While there is no one definitive method for diagnosing cancer—doctors will usually carry out a few different tests—and trying to implement the bee chamber for use in a clinical environment was “incredibly difficult”, Soares is optimistic her bee chamber will be welcomed in countries lacking the resources for diagnostic tests.

“We feel that the project would be more suited for implementation in developing countries that don’t have these diagnostic tools, or where people don’t have access to hospitals,” she says. “It would be a cost-effective way of screening for certain diseases.”

Soares shelved the bees project in 2009, a few years after work on it began, but a recent surge in interest has encouraged her to try implementing the product elsewhere—specifically, in Africa.

The bee chamber has been tested for accuracy at Rothamsted, a semi-private research institution, where Inscentinel is now based. Rothamsted researchers are also studying how bees detect certain diseases and how to derive more disease biomarkers that the bees can be trained to detect.

Soares is aware that an institution in New Zealand is developing methods to diagnose diseases based on bees’ sense of smell, although given her open approach, Soares isn’t concerned about other companies copying her products.

“I don’t see the project that way. What I want to get from the project is a reliable and cost-effective tool that can be used in developing countries.”

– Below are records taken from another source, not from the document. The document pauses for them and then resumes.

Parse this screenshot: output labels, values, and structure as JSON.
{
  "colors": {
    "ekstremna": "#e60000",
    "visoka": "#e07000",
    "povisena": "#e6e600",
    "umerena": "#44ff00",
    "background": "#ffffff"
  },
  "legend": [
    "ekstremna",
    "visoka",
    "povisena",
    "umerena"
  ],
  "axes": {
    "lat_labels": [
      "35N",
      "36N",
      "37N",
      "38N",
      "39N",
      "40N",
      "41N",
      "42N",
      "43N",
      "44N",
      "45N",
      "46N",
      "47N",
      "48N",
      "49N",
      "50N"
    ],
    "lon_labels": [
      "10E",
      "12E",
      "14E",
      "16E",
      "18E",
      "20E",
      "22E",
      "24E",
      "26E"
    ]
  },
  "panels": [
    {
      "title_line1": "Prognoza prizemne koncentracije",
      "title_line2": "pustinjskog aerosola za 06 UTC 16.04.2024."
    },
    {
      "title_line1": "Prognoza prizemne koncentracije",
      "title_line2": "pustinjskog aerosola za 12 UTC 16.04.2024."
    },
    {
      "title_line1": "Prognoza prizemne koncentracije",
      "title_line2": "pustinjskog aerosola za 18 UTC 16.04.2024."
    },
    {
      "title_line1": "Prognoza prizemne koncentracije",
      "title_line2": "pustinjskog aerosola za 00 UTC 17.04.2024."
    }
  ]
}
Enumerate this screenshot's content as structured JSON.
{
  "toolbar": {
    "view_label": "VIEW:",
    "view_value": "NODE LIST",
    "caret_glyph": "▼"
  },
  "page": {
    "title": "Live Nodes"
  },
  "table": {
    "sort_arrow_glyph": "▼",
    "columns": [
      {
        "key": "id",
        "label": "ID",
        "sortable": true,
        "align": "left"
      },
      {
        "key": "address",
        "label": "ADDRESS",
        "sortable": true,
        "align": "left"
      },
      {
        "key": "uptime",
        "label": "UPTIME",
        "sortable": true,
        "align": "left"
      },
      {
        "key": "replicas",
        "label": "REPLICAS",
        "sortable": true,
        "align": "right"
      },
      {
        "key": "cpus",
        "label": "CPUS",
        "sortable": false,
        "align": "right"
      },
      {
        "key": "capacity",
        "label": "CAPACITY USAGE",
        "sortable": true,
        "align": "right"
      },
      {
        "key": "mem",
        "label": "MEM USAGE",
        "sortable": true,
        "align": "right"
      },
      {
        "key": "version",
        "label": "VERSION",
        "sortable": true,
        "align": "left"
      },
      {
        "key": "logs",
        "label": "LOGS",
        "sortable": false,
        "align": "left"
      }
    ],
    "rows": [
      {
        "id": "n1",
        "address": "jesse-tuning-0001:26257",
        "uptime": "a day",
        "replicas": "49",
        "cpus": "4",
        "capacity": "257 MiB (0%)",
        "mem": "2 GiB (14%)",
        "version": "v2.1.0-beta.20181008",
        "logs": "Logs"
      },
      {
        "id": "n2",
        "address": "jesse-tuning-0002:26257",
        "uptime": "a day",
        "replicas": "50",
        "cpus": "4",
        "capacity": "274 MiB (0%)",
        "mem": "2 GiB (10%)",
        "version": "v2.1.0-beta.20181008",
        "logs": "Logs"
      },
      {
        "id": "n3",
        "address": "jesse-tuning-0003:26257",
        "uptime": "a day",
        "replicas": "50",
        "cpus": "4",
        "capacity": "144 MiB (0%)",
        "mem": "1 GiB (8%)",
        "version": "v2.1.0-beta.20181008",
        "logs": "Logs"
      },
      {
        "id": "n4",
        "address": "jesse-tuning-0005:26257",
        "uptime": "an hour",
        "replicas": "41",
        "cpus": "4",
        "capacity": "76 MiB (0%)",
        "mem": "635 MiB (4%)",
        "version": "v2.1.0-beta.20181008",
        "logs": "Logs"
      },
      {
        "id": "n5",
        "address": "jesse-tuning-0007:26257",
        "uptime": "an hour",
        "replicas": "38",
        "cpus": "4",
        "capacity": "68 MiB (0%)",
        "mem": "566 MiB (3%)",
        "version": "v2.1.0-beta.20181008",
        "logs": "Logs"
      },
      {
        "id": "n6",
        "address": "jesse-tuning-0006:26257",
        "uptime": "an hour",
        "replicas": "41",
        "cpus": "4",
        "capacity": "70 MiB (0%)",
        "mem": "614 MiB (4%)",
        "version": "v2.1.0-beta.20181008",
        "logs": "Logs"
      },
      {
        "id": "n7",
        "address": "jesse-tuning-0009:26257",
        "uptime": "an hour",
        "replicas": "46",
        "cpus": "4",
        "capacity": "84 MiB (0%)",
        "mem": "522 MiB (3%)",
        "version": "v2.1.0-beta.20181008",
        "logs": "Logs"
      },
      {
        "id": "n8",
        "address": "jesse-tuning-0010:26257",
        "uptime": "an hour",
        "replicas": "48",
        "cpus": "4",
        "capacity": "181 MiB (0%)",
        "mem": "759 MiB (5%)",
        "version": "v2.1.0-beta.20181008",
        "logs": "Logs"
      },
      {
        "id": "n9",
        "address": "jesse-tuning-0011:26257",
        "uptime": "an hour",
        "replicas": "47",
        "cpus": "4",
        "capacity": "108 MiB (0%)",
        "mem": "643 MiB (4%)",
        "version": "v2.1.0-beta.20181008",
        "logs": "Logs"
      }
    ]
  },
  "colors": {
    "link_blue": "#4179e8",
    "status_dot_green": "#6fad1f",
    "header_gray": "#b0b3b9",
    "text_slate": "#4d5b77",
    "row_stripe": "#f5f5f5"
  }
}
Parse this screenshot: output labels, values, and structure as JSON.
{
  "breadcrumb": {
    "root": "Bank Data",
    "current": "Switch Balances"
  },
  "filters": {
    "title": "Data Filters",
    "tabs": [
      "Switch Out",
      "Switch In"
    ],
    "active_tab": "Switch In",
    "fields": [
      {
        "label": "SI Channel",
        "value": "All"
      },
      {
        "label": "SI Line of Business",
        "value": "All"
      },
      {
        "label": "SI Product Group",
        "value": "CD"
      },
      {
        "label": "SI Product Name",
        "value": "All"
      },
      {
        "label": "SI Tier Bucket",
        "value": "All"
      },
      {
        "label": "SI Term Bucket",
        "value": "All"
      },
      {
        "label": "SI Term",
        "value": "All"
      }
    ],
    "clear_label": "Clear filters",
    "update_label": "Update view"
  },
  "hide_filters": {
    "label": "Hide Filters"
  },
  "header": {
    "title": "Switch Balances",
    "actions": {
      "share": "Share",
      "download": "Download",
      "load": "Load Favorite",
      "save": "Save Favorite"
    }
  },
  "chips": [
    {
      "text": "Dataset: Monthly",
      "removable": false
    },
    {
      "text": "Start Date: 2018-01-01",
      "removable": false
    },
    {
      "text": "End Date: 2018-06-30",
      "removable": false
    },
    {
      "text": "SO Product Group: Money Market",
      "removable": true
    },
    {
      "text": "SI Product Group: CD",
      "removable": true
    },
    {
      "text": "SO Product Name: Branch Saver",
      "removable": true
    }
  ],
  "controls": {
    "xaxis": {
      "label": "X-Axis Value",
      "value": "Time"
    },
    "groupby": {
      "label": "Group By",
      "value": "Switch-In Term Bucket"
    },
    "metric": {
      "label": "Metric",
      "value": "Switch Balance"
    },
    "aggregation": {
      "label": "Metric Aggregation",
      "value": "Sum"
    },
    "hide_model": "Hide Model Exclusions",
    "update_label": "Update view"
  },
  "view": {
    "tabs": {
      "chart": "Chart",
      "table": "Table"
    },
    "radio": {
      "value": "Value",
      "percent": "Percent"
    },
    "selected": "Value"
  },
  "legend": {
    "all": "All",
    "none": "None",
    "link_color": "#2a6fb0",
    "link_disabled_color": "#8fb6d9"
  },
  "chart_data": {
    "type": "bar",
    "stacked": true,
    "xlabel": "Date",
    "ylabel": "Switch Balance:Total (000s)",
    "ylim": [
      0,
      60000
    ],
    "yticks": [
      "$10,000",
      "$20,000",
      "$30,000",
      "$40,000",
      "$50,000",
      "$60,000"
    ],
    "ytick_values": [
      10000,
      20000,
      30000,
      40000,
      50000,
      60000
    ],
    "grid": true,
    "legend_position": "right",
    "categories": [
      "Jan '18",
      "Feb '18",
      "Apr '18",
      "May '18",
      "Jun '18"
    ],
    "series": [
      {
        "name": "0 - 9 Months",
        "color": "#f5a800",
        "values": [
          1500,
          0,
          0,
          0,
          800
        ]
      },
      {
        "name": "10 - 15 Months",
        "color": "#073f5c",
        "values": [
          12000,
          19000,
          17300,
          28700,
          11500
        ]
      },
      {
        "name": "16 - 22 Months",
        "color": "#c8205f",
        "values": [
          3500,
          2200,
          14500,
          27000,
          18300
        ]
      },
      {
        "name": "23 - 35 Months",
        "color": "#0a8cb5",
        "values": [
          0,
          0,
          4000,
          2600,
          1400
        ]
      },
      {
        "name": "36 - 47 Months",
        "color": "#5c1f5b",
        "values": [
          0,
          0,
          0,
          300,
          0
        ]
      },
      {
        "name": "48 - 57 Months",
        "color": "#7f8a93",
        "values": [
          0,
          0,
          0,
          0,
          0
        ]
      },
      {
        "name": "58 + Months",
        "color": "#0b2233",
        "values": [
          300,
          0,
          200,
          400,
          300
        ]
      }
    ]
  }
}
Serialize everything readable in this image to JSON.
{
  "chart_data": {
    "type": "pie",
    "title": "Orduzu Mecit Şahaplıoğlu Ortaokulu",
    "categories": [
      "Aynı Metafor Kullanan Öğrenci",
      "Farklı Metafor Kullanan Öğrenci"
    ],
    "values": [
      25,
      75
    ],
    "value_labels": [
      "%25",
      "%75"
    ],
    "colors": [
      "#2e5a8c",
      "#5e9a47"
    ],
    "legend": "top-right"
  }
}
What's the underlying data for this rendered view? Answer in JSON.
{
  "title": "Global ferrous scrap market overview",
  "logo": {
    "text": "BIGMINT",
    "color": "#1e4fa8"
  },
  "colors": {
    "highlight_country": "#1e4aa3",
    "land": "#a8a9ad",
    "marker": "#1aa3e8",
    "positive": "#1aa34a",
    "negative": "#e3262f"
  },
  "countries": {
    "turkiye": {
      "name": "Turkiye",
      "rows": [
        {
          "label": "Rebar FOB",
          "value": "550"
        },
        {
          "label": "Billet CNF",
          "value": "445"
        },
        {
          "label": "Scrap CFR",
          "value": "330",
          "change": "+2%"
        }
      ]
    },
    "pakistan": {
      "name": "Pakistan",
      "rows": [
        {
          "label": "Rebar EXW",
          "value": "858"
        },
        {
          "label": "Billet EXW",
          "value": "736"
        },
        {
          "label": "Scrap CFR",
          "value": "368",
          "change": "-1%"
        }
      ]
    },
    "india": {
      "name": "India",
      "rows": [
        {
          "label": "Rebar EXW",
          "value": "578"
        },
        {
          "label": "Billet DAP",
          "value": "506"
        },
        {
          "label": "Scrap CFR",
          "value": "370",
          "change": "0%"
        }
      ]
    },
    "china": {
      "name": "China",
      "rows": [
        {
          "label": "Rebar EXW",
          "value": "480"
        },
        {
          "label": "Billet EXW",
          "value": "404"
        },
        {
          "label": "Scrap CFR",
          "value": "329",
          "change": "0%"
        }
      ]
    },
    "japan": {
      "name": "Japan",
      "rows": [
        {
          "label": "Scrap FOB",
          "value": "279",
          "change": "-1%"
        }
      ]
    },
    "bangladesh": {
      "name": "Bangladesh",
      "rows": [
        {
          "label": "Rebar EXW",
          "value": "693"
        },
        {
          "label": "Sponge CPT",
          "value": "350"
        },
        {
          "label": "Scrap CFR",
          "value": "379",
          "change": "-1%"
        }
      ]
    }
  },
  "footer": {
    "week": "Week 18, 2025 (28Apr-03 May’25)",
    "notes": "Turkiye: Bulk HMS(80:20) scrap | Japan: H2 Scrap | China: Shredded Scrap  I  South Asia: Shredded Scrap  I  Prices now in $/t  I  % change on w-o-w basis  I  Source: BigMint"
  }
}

Soares uses honeybees in her project, but research suggests that other species of bees, insects, and other animals can be trained to detect different kinds of compounds by exhibiting this Pavlovian response. For example, Belgian company APOPO is training rats to detect both tuberculosis and land mines.

Insects au gratin

According to some estimates, the world’s population will reach 10 billion by 2065 and, if current food production methods don’t have a serious overhaul, this could result in a global food shortage. Eating insects has been touted as the answer, as they are far less costly than other forms of protein to produce, less of a strain on the environment and highly nutritious.

Soares uses the practice of eating insects— entomophagy—as food for thought in her most recent project. Again, it has insects as its focus, but employs them in a “completely different” way.

Edible insects are dried and ground into a powder that is mixed with icing butter, cream cheese or water, gelling agent and flavouring to create a paste that can be 3D printed into edible items to order.

“We need to discuss viable solutions to the world’s food problems,” Soares says, “and insects can be a complementary source of protein.

“I’m not advocating that eating insects is better than eating tofu or soya, but it’s dangerous to eat a food product over and over so that specific foods run out or put lots of pressure on production systems,” she says.

“We need variety, but it’s very political getting that variety to the supermarket. It might look as though we have a huge variety of products, but we don’t.”

Insects au gratin has been exhibited in sciencerelated museums and galleries such as the Science Gallery in Dublin and the Wellcome Collection in London. “The work gets spread usually through workshops or talks that connect to the exhibitions,” she says.

It’s a world away from the way clinical diagnostic methods are debuted, but Soares’s goal is very different from that of a medical device or pharmaceutical company. By taking an artist’s approach and showing us interesting ways scientific research can benefit people, her work has the potential to inspire more conventional solutions.